Honjozo is still in the top 20 percent of all sake brewed. But the benchmark of what constitutes good sake continues to rise steadily. Improving technology and consumer demand have combined to encourage producers to raise the standard. Or, as George W. Bush has been known to gaffe, to “raise the pie higher.”
As most readers likely recall, honjozo, or more formally honjozoshu, is sake made with rice that has had at least the outer 30 percent milled away, i.e. it has a seimai-buai of at least 70 percent and has had a very small amount of distilled alcohol added at one step to help pull out aromatics and flavors from the mash. Junmaishu (and any sake labeled with the junmai characters) has not been made using this added-alcohol “tool.”
Despite what purists might say, the use of this added alcohol is but one more method and does not detract from quality. Squabbling aside, the term honjozo came about in the late ’60s to help differentiate this new premium sake from very cheap stuff, to which copious amounts of alcohol are added simply to increase yields. Although the word itself alludes to “the original method of brewing,” it is anything but, since until the war no sake was made using this added-alcohol method.
The drop in honjozo production probably has more to do with the level of rice milling. With the rice only milled down to 70 percent of its original size, the ferment will not respond as well to aroma-creating yeasts and ginjo-producing methods. Many consumers are beginning to expect more fragrant and refined sake to be the minimum standard.
Also, by milling the rice only another 10 percent, to 60 percent of its original size, brewers can classify the sake as ginjo. This is purely conjecture on my part, but being able to classify sake in the ginjo realm is like crossing over a large psychological border in terms of marketing.
But honjozo is still very worthy sake, and can be great value for your money. Although honjozo is generally not as refined, complex or lively as most ginjoshu, it is still usually light, fragrant and smooth. In fact, it is often much easier to drink than massively flavorful and fragrant ginjo, which some tipplers may find cloying.
The seeming fall from grace of honjozo can be taken as a sign that sake overall has been getting better. Better milling technology, greater availability of proper sake rice and new yeast strains are converging to meet ever-rising consumer demands.
Not to be forgotten, by the way, is tokubetsu honjozo, or “special honjozo.” This nebulous classification refers to honjozo made with better-than-average rice, more milling and/or special methods, and can really strike the balance between simplicity and polish.
Not to end on a dour note, but the industry is still in trouble, and the drop in sales of any grade of sake hurts.

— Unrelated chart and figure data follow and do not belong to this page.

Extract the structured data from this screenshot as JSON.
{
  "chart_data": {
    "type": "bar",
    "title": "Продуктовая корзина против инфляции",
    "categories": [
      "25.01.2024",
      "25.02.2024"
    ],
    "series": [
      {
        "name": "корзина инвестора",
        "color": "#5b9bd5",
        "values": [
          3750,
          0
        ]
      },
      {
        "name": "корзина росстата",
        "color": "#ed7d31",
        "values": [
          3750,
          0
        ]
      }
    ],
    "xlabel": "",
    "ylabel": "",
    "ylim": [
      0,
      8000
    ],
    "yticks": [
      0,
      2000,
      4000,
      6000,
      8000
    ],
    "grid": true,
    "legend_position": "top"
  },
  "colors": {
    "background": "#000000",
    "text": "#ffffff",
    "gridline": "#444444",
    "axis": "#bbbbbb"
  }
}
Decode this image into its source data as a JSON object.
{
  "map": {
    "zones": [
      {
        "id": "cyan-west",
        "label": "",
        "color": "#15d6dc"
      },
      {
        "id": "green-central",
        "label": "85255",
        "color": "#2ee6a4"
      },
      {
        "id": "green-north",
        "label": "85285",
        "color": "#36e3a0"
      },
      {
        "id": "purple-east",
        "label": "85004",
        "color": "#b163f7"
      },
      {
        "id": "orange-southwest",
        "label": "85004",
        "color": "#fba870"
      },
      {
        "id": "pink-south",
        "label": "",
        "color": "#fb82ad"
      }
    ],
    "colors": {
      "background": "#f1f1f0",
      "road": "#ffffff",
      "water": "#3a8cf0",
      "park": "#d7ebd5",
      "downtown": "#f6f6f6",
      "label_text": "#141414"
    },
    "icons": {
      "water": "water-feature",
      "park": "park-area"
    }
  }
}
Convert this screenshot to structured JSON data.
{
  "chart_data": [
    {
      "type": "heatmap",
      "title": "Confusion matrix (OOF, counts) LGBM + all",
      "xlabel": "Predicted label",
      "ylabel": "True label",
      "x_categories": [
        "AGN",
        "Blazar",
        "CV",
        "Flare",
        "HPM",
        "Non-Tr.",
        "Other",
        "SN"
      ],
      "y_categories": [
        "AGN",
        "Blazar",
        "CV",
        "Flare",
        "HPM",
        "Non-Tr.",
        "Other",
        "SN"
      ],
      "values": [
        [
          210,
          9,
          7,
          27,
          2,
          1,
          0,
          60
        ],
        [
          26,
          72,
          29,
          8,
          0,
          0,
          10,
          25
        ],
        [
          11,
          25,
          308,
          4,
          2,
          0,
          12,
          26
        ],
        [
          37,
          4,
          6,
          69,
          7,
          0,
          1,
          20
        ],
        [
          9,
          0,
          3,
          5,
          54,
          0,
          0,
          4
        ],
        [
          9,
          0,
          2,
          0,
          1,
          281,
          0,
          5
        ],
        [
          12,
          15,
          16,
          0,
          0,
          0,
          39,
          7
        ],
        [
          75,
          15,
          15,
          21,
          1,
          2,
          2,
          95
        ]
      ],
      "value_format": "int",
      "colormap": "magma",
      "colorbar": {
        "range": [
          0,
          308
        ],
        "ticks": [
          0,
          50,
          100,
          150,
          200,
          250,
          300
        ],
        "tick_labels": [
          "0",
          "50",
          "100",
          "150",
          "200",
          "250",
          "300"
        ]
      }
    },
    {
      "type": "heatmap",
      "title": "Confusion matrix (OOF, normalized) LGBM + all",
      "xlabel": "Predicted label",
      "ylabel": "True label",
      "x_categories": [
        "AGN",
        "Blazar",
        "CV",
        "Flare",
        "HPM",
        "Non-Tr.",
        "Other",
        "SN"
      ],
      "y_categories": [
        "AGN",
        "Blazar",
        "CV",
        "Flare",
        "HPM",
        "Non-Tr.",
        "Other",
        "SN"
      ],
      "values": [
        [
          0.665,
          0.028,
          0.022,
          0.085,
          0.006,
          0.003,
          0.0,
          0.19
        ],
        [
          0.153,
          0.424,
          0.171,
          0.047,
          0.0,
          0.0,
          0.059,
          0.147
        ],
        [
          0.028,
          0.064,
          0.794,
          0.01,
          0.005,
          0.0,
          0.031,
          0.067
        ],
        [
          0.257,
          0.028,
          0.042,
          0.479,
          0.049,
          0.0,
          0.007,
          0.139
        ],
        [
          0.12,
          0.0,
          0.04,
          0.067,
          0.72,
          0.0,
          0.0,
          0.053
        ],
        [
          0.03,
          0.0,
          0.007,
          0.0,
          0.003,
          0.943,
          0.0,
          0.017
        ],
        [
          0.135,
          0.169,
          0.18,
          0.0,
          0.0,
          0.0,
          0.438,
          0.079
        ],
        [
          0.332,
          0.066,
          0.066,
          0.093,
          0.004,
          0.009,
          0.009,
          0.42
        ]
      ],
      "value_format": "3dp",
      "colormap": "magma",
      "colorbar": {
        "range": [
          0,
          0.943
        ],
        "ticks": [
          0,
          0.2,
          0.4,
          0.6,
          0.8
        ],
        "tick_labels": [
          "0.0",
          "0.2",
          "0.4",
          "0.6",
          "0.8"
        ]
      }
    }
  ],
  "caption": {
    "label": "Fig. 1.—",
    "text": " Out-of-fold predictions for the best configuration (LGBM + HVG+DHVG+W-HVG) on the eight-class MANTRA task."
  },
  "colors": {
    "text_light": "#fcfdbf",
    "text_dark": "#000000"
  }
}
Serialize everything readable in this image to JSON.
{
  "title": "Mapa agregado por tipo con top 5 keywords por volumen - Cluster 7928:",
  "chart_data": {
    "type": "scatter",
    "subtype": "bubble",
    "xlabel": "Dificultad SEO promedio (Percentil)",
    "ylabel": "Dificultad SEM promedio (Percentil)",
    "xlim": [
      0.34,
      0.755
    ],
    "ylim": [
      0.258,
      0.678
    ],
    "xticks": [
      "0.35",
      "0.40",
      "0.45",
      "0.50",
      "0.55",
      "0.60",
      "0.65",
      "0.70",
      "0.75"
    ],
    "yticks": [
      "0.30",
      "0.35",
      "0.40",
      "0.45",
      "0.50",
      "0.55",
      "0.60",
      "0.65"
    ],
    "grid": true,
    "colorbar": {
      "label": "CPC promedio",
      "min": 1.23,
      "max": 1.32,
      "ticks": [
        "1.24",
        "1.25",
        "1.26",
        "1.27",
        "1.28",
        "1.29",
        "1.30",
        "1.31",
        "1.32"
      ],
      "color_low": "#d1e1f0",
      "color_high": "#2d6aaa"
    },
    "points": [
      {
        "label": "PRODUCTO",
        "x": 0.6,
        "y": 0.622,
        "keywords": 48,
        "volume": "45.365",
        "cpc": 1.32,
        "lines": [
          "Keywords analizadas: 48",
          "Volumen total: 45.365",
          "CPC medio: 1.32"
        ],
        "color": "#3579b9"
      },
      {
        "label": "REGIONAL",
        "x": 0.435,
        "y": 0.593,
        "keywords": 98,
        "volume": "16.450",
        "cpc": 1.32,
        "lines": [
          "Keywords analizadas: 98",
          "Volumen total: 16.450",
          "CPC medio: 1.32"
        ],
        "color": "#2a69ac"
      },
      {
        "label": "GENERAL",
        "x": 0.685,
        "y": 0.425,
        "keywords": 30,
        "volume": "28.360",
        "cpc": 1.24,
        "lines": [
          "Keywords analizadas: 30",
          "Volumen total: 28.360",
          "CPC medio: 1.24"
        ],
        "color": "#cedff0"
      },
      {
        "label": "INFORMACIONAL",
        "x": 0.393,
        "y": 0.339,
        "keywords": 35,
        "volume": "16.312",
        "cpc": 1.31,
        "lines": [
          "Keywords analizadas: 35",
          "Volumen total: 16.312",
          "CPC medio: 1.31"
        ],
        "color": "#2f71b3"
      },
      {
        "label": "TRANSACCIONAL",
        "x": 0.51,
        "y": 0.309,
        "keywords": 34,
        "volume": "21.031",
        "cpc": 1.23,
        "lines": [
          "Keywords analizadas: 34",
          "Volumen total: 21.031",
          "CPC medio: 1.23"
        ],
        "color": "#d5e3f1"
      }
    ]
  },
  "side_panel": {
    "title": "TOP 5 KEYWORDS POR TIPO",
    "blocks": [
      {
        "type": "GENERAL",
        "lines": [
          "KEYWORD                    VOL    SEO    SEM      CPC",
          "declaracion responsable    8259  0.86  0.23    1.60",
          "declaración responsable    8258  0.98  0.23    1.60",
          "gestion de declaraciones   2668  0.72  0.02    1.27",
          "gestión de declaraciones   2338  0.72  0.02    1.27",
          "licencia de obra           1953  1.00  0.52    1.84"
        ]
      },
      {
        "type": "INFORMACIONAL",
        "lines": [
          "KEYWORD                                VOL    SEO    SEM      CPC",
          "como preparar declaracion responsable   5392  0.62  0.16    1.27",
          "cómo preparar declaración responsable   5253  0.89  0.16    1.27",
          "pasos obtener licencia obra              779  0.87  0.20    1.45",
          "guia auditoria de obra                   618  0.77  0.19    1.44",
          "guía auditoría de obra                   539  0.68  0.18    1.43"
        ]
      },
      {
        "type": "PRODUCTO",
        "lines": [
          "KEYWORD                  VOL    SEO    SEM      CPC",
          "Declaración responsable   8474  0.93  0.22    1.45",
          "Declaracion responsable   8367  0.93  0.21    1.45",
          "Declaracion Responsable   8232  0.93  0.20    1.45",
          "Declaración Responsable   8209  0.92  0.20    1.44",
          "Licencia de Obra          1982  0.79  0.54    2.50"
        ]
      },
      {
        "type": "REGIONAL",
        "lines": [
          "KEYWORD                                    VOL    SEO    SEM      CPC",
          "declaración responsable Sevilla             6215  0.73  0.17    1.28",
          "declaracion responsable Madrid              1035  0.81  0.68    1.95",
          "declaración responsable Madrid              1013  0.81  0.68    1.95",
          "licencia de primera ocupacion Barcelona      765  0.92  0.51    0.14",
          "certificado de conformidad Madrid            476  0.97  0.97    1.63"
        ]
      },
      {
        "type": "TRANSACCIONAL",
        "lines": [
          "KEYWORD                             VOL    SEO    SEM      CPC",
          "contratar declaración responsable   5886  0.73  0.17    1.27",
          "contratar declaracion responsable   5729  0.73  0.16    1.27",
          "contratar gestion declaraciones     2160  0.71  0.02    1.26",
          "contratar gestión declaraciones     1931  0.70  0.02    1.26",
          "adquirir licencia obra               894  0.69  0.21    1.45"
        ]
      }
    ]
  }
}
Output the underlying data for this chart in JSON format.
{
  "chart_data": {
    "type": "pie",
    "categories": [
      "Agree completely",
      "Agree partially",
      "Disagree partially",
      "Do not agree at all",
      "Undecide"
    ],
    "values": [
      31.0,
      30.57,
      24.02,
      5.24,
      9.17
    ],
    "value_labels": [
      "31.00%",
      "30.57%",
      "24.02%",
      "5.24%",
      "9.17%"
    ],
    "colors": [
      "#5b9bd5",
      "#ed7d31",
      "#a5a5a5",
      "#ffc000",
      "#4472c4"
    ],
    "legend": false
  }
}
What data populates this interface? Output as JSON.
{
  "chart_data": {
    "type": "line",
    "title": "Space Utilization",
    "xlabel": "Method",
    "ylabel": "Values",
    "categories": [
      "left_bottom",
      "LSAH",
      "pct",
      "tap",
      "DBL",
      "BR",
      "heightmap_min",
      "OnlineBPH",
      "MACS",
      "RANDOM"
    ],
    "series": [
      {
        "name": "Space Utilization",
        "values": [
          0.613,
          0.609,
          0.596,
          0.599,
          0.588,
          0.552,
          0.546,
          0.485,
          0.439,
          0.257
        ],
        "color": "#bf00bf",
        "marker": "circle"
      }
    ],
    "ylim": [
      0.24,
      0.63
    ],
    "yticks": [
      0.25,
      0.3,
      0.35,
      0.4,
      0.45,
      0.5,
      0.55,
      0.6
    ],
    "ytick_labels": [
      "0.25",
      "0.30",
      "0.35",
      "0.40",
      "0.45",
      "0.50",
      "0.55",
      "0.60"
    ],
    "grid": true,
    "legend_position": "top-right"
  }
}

Higher standards alone for better sake will not help things. Unless consumers start to drink more of the kind of sake they have come to demand, the decline of the industry overall will continue. We all must do our share. Kanpai!
For a more detailed explanation and description of the various grades of sake than space permits here, go to www.sake-world.com/html/types-of-sake.html
On the evening of July 27, Japan Times Ceramics Scene columnist Robert Yellin and I will be hosting a sake and Japanese pottery seminar from 6 to 9 p.m. at the sake pub Mushu near Shin Ochanomizu and Awajicho stations. The sake topic will be toji ryuha, or the guilds of master brewers in the sake world.
Participation is limited to 40 people. The cost, which includes six sake samples and ample food, is 7,000 yen. If you are interested in attending, e-mail firstname.lastname@example.org
Isojiman (Shizuoka Prefecture)
Indeed, Isojiman is among the most popular sake in Japan and quite deservedly so. It is also a great example of why it is not always best to shoot for top-grade daiginjo. This honjozo (albeit tokubetsu) has heaps of memorable character, flavor and charm. A slightly citrus-laced, mildly fruity aroma leads into a subtly rich and autumnal flavor.